To deliver on those two aims – a greener economy, with opportunities right across the country– requires policymakers to work hand in hand with the finance sector. Because responsible financial services firms deserve a responsible government in return.
Too often, in recent years, we’ve seen precisely the opposite. A sector which accounts for 10% of our economic output has been almost totally left out of the government’s trade negotiations with the EU. What started as plans for an ambitious financial services chapter in a free trade agreement, with talk of mutual recognition and super equivalence, has been watered down and watered down. Now the Conservative Government is trying desperately to dress up a sow’s ear as a silk purse – their unilateral decision to grant access to UK markets, with the hope – hope, not guarantee- that we might get offered the same in return.
It is not a foregone conclusion that we will emerge with a deal, as last weekend’s revelations indicated. If we do obtain a deal, media reports suggest it will be as thin as gruel – it won’t contain anything for our largest exporting industry. And along the way, having threatened to break international law as a negotiating tactic, the government has trashed our reputation with other potential trading partners. Little wonder we’ve seen over 7,000 financial services jobs lost already and £1.2 trillion in assets poised to follow.
Sadly, what’s true of Brexit has been true of coronavirus too. Last minute changes to economic support schemes have left businesses in all sectors not knowing what on earth is about to happen next. The Chancellor set out four versions of his winter economy plan in six weeks, all of them before winter had even begun.

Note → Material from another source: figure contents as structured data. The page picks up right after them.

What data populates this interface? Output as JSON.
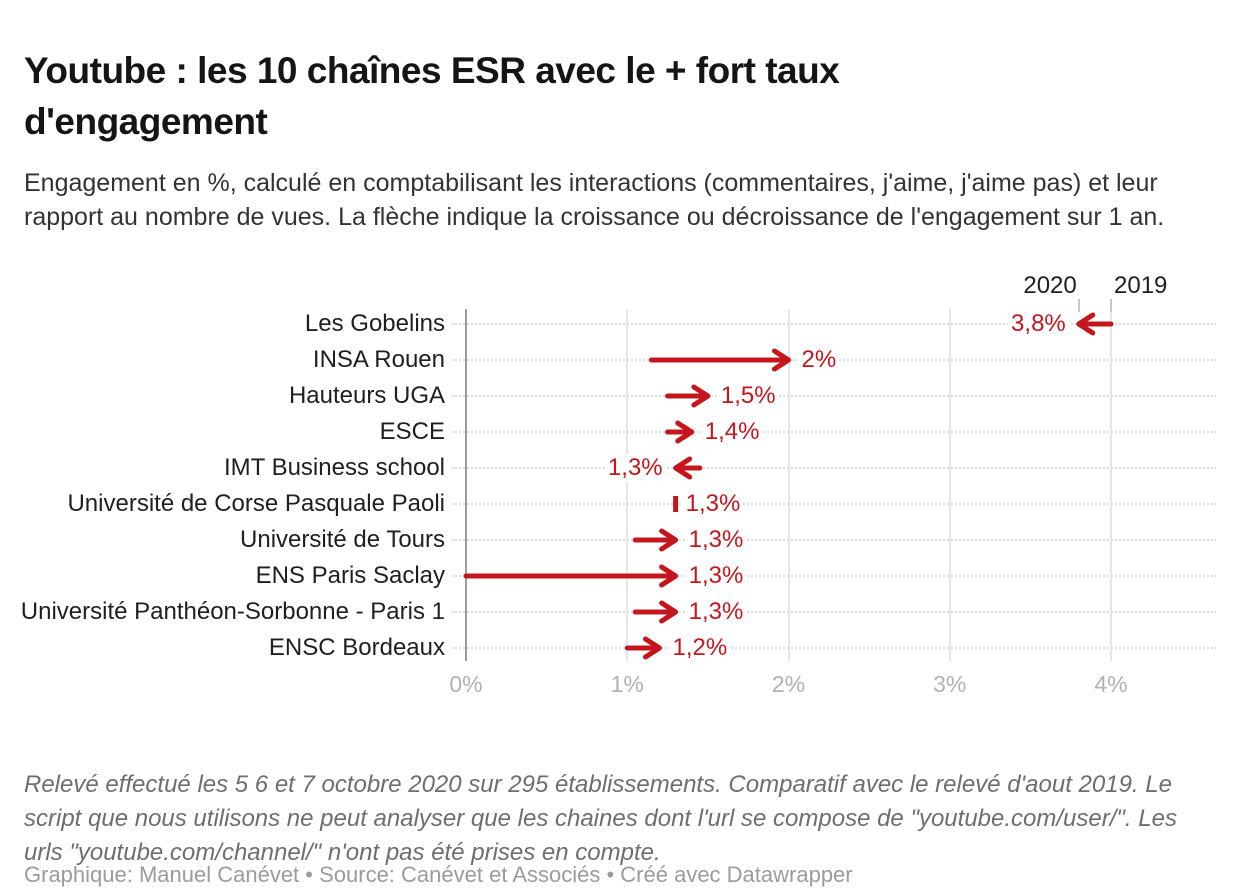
{
  "header": {
    "title": "Youtube : les 10 chaînes ESR avec le + fort taux d'engagement",
    "subtitle": "Engagement en %, calculé en comptabilisant les interactions (commentaires, j'aime, j'aime pas) et leur rapport au nombre de vues. La flèche indique la croissance ou décroissance de l'engagement sur 1 an."
  },
  "chart_data": {
    "type": "arrow",
    "title": "Youtube : les 10 chaînes ESR avec le + fort taux d'engagement",
    "unit": "%",
    "legend": {
      "labels": [
        "2020",
        "2019"
      ],
      "position": "top-right"
    },
    "xlabel": "",
    "x_ticks": [
      "0%",
      "1%",
      "2%",
      "3%",
      "4%"
    ],
    "x_tick_values": [
      0,
      1,
      2,
      3,
      4
    ],
    "xlim": [
      0,
      4.65
    ],
    "grid": true,
    "rows": [
      {
        "label": "Les Gobelins",
        "value_2019": 4.0,
        "value_2020": 3.8,
        "value_label": "3,8%",
        "label_side": "left"
      },
      {
        "label": "INSA Rouen",
        "value_2019": 1.15,
        "value_2020": 2.0,
        "value_label": "2%",
        "label_side": "right"
      },
      {
        "label": "Hauteurs UGA",
        "value_2019": 1.25,
        "value_2020": 1.5,
        "value_label": "1,5%",
        "label_side": "right"
      },
      {
        "label": "ESCE",
        "value_2019": 1.25,
        "value_2020": 1.4,
        "value_label": "1,4%",
        "label_side": "right"
      },
      {
        "label": "IMT Business school",
        "value_2019": 1.45,
        "value_2020": 1.3,
        "value_label": "1,3%",
        "label_side": "left"
      },
      {
        "label": "Université de Corse Pasquale Paoli",
        "value_2019": 1.3,
        "value_2020": 1.3,
        "value_label": "1,3%",
        "label_side": "right"
      },
      {
        "label": "Université de Tours",
        "value_2019": 1.05,
        "value_2020": 1.3,
        "value_label": "1,3%",
        "label_side": "right"
      },
      {
        "label": "ENS Paris Saclay",
        "value_2019": 0.0,
        "value_2020": 1.3,
        "value_label": "1,3%",
        "label_side": "right"
      },
      {
        "label": "Université Panthéon-Sorbonne - Paris 1",
        "value_2019": 1.05,
        "value_2020": 1.3,
        "value_label": "1,3%",
        "label_side": "right"
      },
      {
        "label": "ENSC Bordeaux",
        "value_2019": 1.0,
        "value_2020": 1.2,
        "value_label": "1,2%",
        "label_side": "right"
      }
    ],
    "colors": {
      "arrow_red": "#c4161c",
      "gridline": "#e6e6e6",
      "axis_line": "#9c9c9c",
      "row_guide": "#dcdcdc",
      "axis_text": "#b1b1b1"
    }
  },
  "footer": {
    "notes": "Relevé effectué les 5 6 et 7 octobre 2020 sur 295 établissements. Comparatif avec le relevé d'aout 2019. Le script que nous utilisons ne peut analyser que les chaines dont l'url se compose de \"youtube.com/user/\". Les urls \"youtube.com/channel/\" n'ont pas été prises en compte.",
    "credit": "Graphique: Manuel Canévet • Source: Canévet et Associés • Créé avec Datawrapper"
  }
}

We have come out of national lockdown today and yet the business support packages for Tier 2 and Tier 3 areas of the country are still inadequate and unfair, and we still lack clarity about what comes next.
We’ve still had nothing from the government on what will happen to those companies who’ve taken out loans and find themselves burdened with unsustainable debt, despite the finance sector’s best efforts to draw attention to the issue. There’s still no word on the mysterious Project Birch plans to support our most strategic industries. Above all, there is still no proper plan to see the country through to March. That’s completely irresponsible, in a situation where the UK is experiencing the worst economic downturn in the G7 – and where the OECD yesterday forecast that our recovery will take longer than the rest of the G7, too.

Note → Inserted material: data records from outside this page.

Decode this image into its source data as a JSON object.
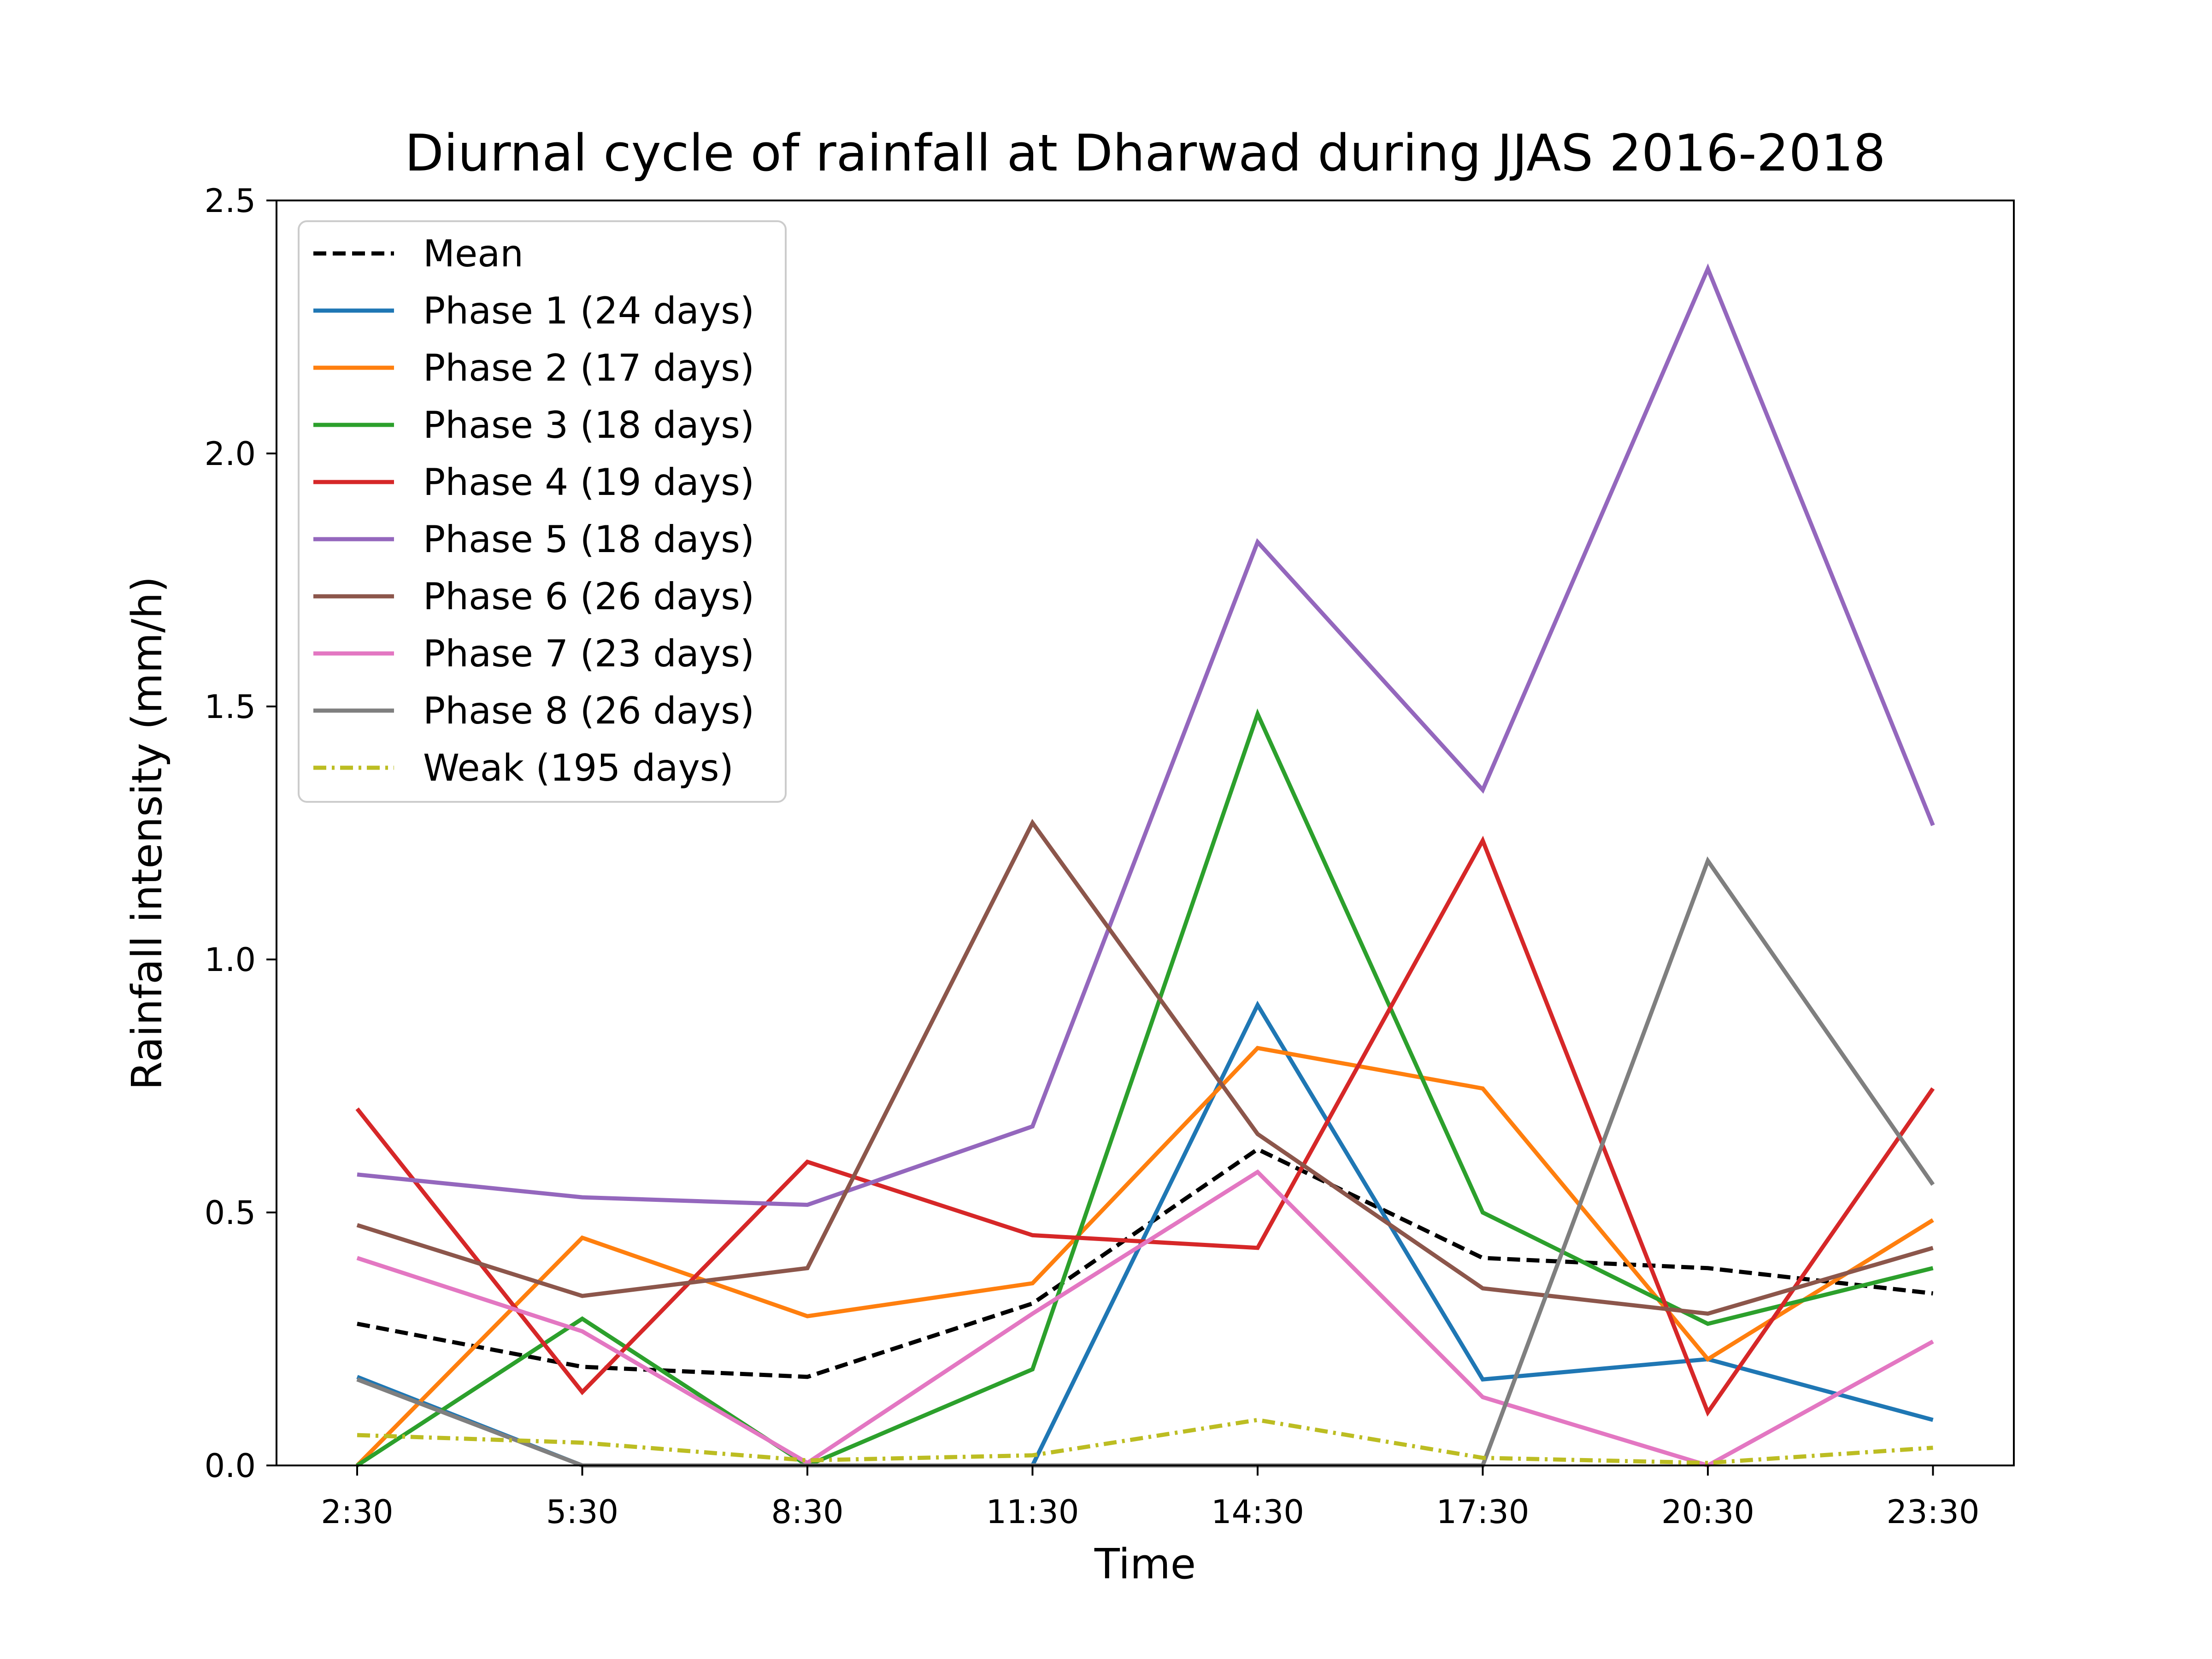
{
  "chart_data": {
    "type": "line",
    "title": "Diurnal cycle of rainfall at Dharwad during JJAS 2016-2018",
    "xlabel": "Time",
    "ylabel": "Rainfall intensity (mm/h)",
    "categories": [
      "2:30",
      "5:30",
      "8:30",
      "11:30",
      "14:30",
      "17:30",
      "20:30",
      "23:30"
    ],
    "ylim": [
      0,
      2.5
    ],
    "yticks": [
      "0.0",
      "0.5",
      "1.0",
      "1.5",
      "2.0",
      "2.5"
    ],
    "grid": false,
    "legend_position": "top-left",
    "series": [
      {
        "name": "Mean",
        "color": "#000000",
        "dash": "dashed",
        "values": [
          0.28,
          0.195,
          0.175,
          0.32,
          0.625,
          0.41,
          0.39,
          0.34
        ]
      },
      {
        "name": "Phase 1 (24 days)",
        "color": "#1f77b4",
        "dash": "solid",
        "values": [
          0.175,
          0.0,
          0.0,
          0.0,
          0.91,
          0.17,
          0.21,
          0.09
        ]
      },
      {
        "name": "Phase 2 (17 days)",
        "color": "#ff7f0e",
        "dash": "solid",
        "values": [
          0.0,
          0.45,
          0.295,
          0.36,
          0.825,
          0.745,
          0.21,
          0.485
        ]
      },
      {
        "name": "Phase 3 (18 days)",
        "color": "#2ca02c",
        "dash": "solid",
        "values": [
          0.0,
          0.29,
          0.0,
          0.19,
          1.485,
          0.5,
          0.28,
          0.39
        ]
      },
      {
        "name": "Phase 4 (19 days)",
        "color": "#d62728",
        "dash": "solid",
        "values": [
          0.705,
          0.145,
          0.6,
          0.455,
          0.43,
          1.235,
          0.105,
          0.745
        ]
      },
      {
        "name": "Phase 5 (18 days)",
        "color": "#9467bd",
        "dash": "solid",
        "values": [
          0.575,
          0.53,
          0.515,
          0.67,
          1.825,
          1.335,
          2.365,
          1.265
        ]
      },
      {
        "name": "Phase 6 (26 days)",
        "color": "#8c564b",
        "dash": "solid",
        "values": [
          0.475,
          0.335,
          0.39,
          1.27,
          0.655,
          0.35,
          0.3,
          0.43
        ]
      },
      {
        "name": "Phase 7 (23 days)",
        "color": "#e377c2",
        "dash": "solid",
        "values": [
          0.41,
          0.265,
          0.005,
          0.3,
          0.58,
          0.135,
          0.0,
          0.245
        ]
      },
      {
        "name": "Phase 8 (26 days)",
        "color": "#7f7f7f",
        "dash": "solid",
        "values": [
          0.17,
          0.0,
          0.0,
          0.0,
          0.0,
          0.0,
          1.195,
          0.555
        ]
      },
      {
        "name": "Weak (195 days)",
        "color": "#bcbd22",
        "dash": "dashdot",
        "values": [
          0.06,
          0.045,
          0.01,
          0.02,
          0.09,
          0.015,
          0.005,
          0.035
        ]
      }
    ]
  }
}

It doesn’t have to be like this. Politicians and financial firms should be working hand in hand to lay the groundwork for our recovery. I want us to have a genuine partnership so that together we can deliver security and opportunity for every part of the country.
I’ve said today what a responsible financial services industry might look like.
My promise in return is that from Labour, under new leadership, you would get responsible government. A government that plans for the long-term, not chopping and changing every five minutes. A government that knows the value of one of our most important sectors and seeks to maximise it. A government that, once it has set the regulatory framework and the operating environment, will do all it can to ensure stability. That way, businesses and finance can plan for the future and deliver the fair and sustainable growth, and much-needed jobs, that every part of our country deserves.